Investigators found no evidence of Carmack-Belton having shoplifted anything from Chow's store.

"He did not shoplift anything," Lott said during a Monday news briefing, according to the outlet. "We have no evidence that he stole anything whatsoever."

Even if the teenager did steal something, Lott believes shooting the boy is unjustified.

"Regardless, even if he had shoplifted four bottles of water, which is what he initially took out the cooler and then he put them back, even if he had done that, that's not — that's not something you shoot anybody over, much less a 14-year-old," he added.

Deputies spoke to witnesses and also retrieved surveillance footage that captured Chow shooting the teenager in the back as he was running away.

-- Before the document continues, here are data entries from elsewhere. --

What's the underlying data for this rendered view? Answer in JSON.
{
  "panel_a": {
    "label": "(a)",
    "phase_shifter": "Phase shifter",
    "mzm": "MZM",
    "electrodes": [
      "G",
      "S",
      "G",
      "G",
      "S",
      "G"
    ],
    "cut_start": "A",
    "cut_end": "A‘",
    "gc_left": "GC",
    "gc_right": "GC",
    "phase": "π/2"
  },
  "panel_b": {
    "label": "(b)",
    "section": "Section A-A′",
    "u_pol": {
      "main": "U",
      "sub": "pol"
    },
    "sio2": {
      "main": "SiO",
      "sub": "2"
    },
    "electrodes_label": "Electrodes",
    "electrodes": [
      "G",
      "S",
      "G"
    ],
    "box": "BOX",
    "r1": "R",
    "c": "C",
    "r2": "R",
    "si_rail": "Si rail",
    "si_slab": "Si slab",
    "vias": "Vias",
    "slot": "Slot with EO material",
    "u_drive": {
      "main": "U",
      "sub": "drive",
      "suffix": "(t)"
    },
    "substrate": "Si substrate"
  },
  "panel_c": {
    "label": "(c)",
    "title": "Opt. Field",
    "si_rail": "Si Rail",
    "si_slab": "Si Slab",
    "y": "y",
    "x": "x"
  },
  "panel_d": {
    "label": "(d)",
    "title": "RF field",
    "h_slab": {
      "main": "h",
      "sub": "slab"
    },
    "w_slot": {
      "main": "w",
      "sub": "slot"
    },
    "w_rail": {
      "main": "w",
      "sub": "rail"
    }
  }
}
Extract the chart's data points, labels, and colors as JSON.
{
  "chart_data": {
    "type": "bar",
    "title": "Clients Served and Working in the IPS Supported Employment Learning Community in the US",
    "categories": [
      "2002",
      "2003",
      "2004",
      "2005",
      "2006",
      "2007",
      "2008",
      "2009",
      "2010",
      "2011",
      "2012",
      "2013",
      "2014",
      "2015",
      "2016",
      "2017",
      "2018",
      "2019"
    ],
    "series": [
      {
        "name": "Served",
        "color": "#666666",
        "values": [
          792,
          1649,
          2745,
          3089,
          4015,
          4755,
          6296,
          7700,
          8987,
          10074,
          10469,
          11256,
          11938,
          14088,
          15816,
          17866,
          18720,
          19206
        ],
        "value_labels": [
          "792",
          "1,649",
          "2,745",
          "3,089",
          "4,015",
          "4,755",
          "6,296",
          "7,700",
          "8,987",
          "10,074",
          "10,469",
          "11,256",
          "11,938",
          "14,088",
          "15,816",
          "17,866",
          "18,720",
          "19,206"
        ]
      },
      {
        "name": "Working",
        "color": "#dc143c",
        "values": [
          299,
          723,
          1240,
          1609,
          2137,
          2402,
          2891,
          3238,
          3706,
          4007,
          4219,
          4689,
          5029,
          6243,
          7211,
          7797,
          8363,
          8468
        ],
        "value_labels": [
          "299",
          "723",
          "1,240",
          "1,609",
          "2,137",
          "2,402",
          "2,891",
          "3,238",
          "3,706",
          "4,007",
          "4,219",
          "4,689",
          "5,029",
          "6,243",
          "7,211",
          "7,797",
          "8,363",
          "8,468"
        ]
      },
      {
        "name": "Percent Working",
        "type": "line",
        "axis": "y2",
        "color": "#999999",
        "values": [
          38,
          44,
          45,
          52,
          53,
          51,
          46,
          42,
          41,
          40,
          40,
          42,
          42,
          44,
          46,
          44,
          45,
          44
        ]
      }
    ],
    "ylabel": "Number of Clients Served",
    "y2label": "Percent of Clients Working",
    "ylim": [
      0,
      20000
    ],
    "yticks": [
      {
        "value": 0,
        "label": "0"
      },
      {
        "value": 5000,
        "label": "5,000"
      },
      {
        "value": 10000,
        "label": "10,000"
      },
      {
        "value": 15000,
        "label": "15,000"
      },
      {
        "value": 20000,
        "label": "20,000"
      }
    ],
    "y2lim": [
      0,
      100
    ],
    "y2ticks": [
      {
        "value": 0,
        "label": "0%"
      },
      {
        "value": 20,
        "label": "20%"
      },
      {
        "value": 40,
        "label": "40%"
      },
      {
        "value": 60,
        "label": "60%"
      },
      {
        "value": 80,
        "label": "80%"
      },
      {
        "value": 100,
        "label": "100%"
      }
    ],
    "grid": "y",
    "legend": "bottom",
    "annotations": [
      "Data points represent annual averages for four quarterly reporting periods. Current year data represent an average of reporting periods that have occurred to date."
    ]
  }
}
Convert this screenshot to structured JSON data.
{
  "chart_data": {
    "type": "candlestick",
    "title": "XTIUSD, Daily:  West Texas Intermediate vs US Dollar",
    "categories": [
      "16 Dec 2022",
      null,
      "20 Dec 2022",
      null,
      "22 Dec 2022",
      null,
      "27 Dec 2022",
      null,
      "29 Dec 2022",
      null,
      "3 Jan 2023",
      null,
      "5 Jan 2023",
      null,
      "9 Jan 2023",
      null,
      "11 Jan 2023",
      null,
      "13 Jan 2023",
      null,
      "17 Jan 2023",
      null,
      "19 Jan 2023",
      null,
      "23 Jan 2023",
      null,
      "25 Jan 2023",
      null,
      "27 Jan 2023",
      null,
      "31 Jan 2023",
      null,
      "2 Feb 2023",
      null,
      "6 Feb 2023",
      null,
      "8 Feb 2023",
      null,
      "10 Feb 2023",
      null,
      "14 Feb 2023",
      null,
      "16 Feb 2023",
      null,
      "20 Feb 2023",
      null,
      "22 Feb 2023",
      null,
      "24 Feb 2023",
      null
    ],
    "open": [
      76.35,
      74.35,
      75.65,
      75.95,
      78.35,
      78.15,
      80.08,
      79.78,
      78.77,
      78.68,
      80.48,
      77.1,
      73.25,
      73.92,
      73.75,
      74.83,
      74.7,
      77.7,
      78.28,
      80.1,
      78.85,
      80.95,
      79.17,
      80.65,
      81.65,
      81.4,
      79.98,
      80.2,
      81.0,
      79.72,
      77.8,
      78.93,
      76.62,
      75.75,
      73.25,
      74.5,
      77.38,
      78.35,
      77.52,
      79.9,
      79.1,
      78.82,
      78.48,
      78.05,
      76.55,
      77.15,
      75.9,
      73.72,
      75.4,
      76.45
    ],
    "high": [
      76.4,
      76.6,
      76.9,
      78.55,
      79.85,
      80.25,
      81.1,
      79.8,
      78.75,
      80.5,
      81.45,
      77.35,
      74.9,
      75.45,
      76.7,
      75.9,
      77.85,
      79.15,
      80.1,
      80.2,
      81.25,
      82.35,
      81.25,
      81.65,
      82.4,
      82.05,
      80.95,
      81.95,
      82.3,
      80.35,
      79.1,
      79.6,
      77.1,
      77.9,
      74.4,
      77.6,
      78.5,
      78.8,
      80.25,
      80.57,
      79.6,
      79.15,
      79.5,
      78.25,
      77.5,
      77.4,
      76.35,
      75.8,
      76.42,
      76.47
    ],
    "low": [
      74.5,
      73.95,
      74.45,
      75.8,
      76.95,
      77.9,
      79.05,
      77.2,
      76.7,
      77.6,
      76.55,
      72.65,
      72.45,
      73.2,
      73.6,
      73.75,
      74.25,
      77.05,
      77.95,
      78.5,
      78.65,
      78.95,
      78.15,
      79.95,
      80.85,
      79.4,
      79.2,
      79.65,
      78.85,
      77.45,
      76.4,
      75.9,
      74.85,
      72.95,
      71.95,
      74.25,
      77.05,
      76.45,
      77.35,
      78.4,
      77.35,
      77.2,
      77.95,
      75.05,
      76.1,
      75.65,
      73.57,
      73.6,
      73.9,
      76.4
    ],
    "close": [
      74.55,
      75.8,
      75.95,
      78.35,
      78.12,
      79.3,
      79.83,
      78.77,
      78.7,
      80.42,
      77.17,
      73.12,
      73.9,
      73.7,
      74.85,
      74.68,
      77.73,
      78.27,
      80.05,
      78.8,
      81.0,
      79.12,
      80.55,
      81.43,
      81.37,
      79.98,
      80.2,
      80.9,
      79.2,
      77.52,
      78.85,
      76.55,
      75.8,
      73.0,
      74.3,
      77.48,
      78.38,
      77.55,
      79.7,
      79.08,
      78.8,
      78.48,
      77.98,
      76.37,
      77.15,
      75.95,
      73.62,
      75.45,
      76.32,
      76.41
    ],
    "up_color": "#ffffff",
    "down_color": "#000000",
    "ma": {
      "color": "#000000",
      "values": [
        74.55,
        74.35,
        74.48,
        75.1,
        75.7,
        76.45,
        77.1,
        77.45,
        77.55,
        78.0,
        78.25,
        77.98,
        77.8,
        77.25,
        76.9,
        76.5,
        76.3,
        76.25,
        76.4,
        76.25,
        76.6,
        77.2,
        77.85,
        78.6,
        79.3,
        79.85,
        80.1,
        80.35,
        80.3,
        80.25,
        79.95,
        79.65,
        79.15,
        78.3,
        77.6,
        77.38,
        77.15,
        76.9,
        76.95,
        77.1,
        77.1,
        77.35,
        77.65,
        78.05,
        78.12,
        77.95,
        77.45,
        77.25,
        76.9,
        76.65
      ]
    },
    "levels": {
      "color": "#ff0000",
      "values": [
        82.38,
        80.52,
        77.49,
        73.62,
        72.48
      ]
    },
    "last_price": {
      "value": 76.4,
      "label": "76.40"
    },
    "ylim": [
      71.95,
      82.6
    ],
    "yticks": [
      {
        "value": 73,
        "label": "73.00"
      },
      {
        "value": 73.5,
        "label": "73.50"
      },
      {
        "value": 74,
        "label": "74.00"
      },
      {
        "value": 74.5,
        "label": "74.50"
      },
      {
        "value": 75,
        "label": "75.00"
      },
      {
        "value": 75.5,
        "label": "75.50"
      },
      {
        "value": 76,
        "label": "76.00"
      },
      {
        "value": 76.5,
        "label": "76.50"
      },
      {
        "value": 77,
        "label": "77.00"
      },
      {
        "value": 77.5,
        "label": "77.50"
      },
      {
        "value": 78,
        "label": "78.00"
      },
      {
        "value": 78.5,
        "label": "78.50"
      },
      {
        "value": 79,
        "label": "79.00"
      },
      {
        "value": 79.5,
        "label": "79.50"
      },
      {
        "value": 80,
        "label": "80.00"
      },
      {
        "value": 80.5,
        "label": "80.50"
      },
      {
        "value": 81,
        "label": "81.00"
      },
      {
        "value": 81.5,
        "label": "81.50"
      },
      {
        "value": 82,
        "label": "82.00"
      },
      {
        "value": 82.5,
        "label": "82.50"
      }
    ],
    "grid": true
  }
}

For the state's self-defense law to apply, the shooter should not instigate the incident and should believe they are in imminent danger with no way to avoid it. However, evidence in the teenager's case shows otherwise, ABC News reported.

"You don't shoot somebody in the back that is not a threat to you," the sheriff said, as reported by the outlet. "Same standard the cops live by."

Complaints about shoplifting have come from Chow's store several times in the last few years and some of them have reportedly escalated to shoving or scuffling. But the previous incidents never resulted in Chow facing charges, Lott noted further.

The store owner was arrested and made his first court appearance Tuesday.